Generell ist das Thema Diversity weniger ein Sprint als ein Marathon. Aber natürlich gibt es Maßnahmen, die man schneller angehen kann, und welche, die erst langfristig Früchte tragen. Frauennetzwerke, in denen auch Männer mitwirken, sind meiner Erfahrung nach eine sehr gute Möglichkeit, um Gender Diversity relativ rasch auf breiter Basis voranzutreiben. Ich empfehle Unternehmen außerdem immer, sich mit dem Thema Quer- und Wiedereinsteiger*innen zu befassen. Da schlummert mit guten Upskilling-Angeboten in neue, technische und innovative Berufsfelder meiner Meinung nach enormes Potenzial. Eine weitere Empfehlung sind Lehrlinge, speziell das Modell Lehre mit Matura. Und dann gibt es große Hebel im Bereich Employer Branding, Karenzmodelle und Job bzw. Leadership Sharing. Als Basis braucht es auf jeden Fall eine Analyse der wichtigsten Daten und Fakten in Bezug auf Arbeitnehmer*innen, Teams und die Ebenen des Unternehmens. Beispiele von erfolgreichen Unternehmensinitiativen machen wir aktuell auf weconomy.media und unseren quartalsweisen Diversity Leaders Exchanges sichtbar.

 

Deine Leidenschaft für das Thema ist deutlich spürbar. Warum setzt du dich so intensiv für Gender Equality und Diversity ein? Was hat dich motiviert, SHEconomy mitzugründen?

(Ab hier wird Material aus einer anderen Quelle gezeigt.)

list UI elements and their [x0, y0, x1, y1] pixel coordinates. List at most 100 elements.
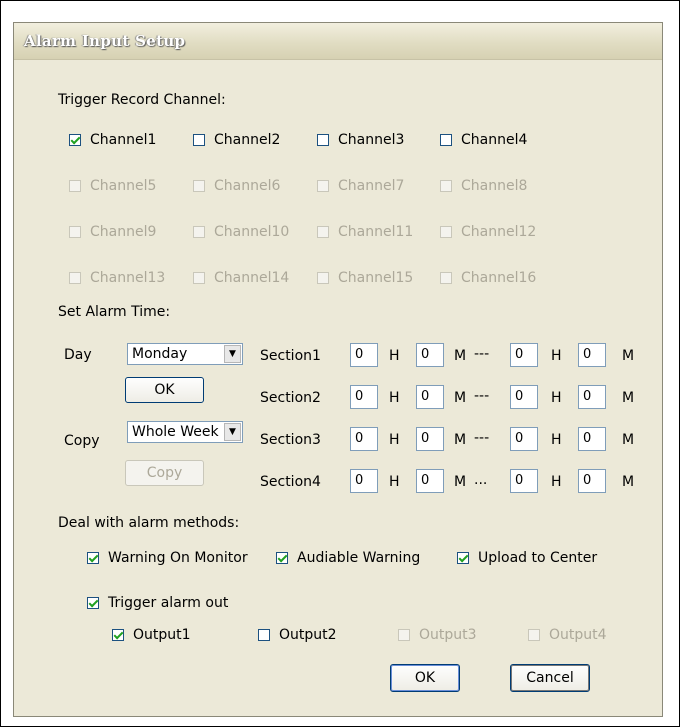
hour-unit-label: H: [389, 432, 400, 448]
channel-6-checkbox-label: Channel6: [214, 178, 281, 194]
start-minute-input[interactable]: 0: [416, 343, 444, 367]
checkbox-box: [193, 272, 205, 284]
ok-button[interactable]: OK: [390, 664, 460, 692]
copy-select-value: Whole Week: [132, 424, 219, 440]
channel-11-checkbox: Channel11: [317, 224, 413, 240]
end-minute-input[interactable]: 0: [578, 427, 606, 451]
hour-unit-label: H: [389, 390, 400, 406]
end-hour-input[interactable]: 0: [510, 343, 538, 367]
output-4-checkbox-label: Output4: [549, 627, 607, 643]
copy-button[interactable]: Copy: [125, 460, 204, 486]
channel-3-checkbox[interactable]: Channel3: [317, 132, 404, 148]
start-minute-input[interactable]: 0: [416, 427, 444, 451]
channel-15-checkbox: Channel15: [317, 270, 413, 286]
channel-10-checkbox: Channel10: [193, 224, 289, 240]
channel-12-checkbox-label: Channel12: [461, 224, 537, 240]
output-1-checkbox[interactable]: Output1: [112, 627, 191, 643]
output-3-checkbox: Output3: [398, 627, 477, 643]
channel-13-checkbox: Channel13: [69, 270, 165, 286]
end-hour-input[interactable]: 0: [510, 469, 538, 493]
checkbox-box: [193, 226, 205, 238]
channel-2-checkbox-label: Channel2: [214, 132, 281, 148]
warning-on-monitor-checkbox[interactable]: Warning On Monitor: [87, 550, 248, 566]
minute-unit-label: M: [454, 390, 467, 406]
channel-4-checkbox-label: Channel4: [461, 132, 528, 148]
channel-5-checkbox-label: Channel5: [90, 178, 157, 194]
day-select-value: Monday: [132, 346, 188, 362]
end-minute-input[interactable]: 0: [578, 385, 606, 409]
checkbox-box[interactable]: [317, 134, 329, 146]
day-select[interactable]: Monday ▼: [127, 343, 243, 365]
end-hour-input[interactable]: 0: [510, 427, 538, 451]
section-label: Section1: [260, 348, 321, 364]
alarm-methods-heading: Deal with alarm methods:: [58, 515, 240, 531]
channel-12-checkbox: Channel12: [440, 224, 536, 240]
end-minute-input[interactable]: 0: [578, 343, 606, 367]
day-label: Day: [64, 347, 92, 363]
copy-button-label: Copy: [146, 465, 183, 481]
checkbox-box[interactable]: [112, 629, 124, 641]
range-separator: ...: [474, 472, 488, 488]
channel-9-checkbox-label: Channel9: [90, 224, 157, 240]
channel-7-checkbox: Channel7: [317, 178, 404, 194]
channel-2-checkbox[interactable]: Channel2: [193, 132, 280, 148]
checkbox-box: [317, 226, 329, 238]
channel-4-checkbox[interactable]: Channel4: [440, 132, 527, 148]
minute-unit-label: M: [454, 432, 467, 448]
ok-button-label: OK: [414, 670, 436, 686]
start-hour-input[interactable]: 0: [350, 343, 378, 367]
dropdown-arrow-icon[interactable]: ▼: [224, 423, 241, 441]
audiable-warning-checkbox[interactable]: Audiable Warning: [276, 550, 420, 566]
start-hour-input[interactable]: 0: [350, 469, 378, 493]
cancel-button-label: Cancel: [526, 670, 574, 686]
day-ok-button-label: OK: [154, 382, 175, 398]
minute-unit-label: M: [622, 474, 635, 490]
channel-15-checkbox-label: Channel15: [338, 270, 414, 286]
checkbox-box[interactable]: [276, 552, 288, 564]
checkbox-box[interactable]: [69, 134, 81, 146]
checkbox-box: [69, 226, 81, 238]
set-alarm-time-heading: Set Alarm Time:: [58, 304, 171, 320]
section-label: Section3: [260, 432, 321, 448]
trigger-record-heading: Trigger Record Channel:: [58, 92, 226, 108]
hour-unit-label: H: [389, 348, 400, 364]
dialog-title: Alarm Input Setup: [24, 32, 186, 50]
channel-11-checkbox-label: Channel11: [338, 224, 414, 240]
minute-unit-label: M: [622, 432, 635, 448]
channel-1-checkbox-label: Channel1: [90, 132, 157, 148]
checkbox-box[interactable]: [87, 597, 99, 609]
range-separator: ---: [474, 346, 490, 362]
hour-unit-label: H: [551, 432, 562, 448]
minute-unit-label: M: [622, 390, 635, 406]
dropdown-arrow-icon[interactable]: ▼: [224, 345, 241, 363]
start-hour-input[interactable]: 0: [350, 385, 378, 409]
hour-unit-label: H: [551, 390, 562, 406]
copy-select[interactable]: Whole Week ▼: [127, 421, 243, 443]
checkbox-box[interactable]: [87, 552, 99, 564]
title-bar[interactable]: Alarm Input Setup: [14, 23, 662, 60]
trigger-alarm-out-label: Trigger alarm out: [108, 595, 229, 611]
channel-7-checkbox-label: Channel7: [338, 178, 405, 194]
start-hour-input[interactable]: 0: [350, 427, 378, 451]
start-minute-input[interactable]: 0: [416, 385, 444, 409]
channel-1-checkbox[interactable]: Channel1: [69, 132, 156, 148]
channel-9-checkbox: Channel9: [69, 224, 156, 240]
checkbox-box[interactable]: [193, 134, 205, 146]
end-hour-input[interactable]: 0: [510, 385, 538, 409]
hour-unit-label: H: [389, 474, 400, 490]
start-minute-input[interactable]: 0: [416, 469, 444, 493]
checkbox-box[interactable]: [440, 134, 452, 146]
end-minute-input[interactable]: 0: [578, 469, 606, 493]
checkbox-box[interactable]: [258, 629, 270, 641]
trigger-alarm-out-checkbox[interactable]: Trigger alarm out: [87, 595, 228, 611]
checkbox-box: [440, 180, 452, 192]
output-1-checkbox-label: Output1: [133, 627, 191, 643]
copy-label: Copy: [64, 433, 100, 449]
output-2-checkbox[interactable]: Output2: [258, 627, 337, 643]
output-3-checkbox-label: Output3: [419, 627, 477, 643]
cancel-button[interactable]: Cancel: [510, 664, 590, 692]
range-separator: ---: [474, 388, 490, 404]
checkbox-box[interactable]: [457, 552, 469, 564]
day-ok-button[interactable]: OK: [125, 377, 204, 403]
upload-to-center-checkbox[interactable]: Upload to Center: [457, 550, 597, 566]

Ich habe selbst drei Kinder, davon zwei Töchter, und ich wünsche mir, dass diese die gleichen Chancen und Möglichkeiten vorfinden. Weiters habe ich bei meiner eigenen Karenzzeit nicht gerade positive Erfahrungen gemacht. Ich habe damals vor acht Jahren in einem großen Unternehmen gemerkt, dass es oftmals nicht gerne gesehen wird. Als ich 2015 das Forbes Magazin nach Österreich gebracht habe, gab es darin einen Themenschwerpunkt zu Forbes Women. Als mir bewusst wurde, dass Gender Shift seit zehn Jahren zu den Megatrends gehört, aber in Österreich immer noch als „nice-to-have“ oder politische Korrektheit abgestempelt wird, wollte ich aktiv werden. Ich habe mich mit einigen Harvard-Leadership-Studien auseinandergesetzt, in denen die Führungskompetenzen der Zukunft beleuchtet wurden und wo Frauen immer sehr gut abschnitten. Jedes Jahr machen mehr Frauen als Männer einen Studienabschluss an einer FH oder Uni. Daher ist es mir wichtig, das Bewusstsein von Unternehmen dafür zu schärfen.

 

Du bist für mich die Blaupause eines Male Ally. Welchen Stellenwert haben deiner Meinung nach starke männliche Verbündete? 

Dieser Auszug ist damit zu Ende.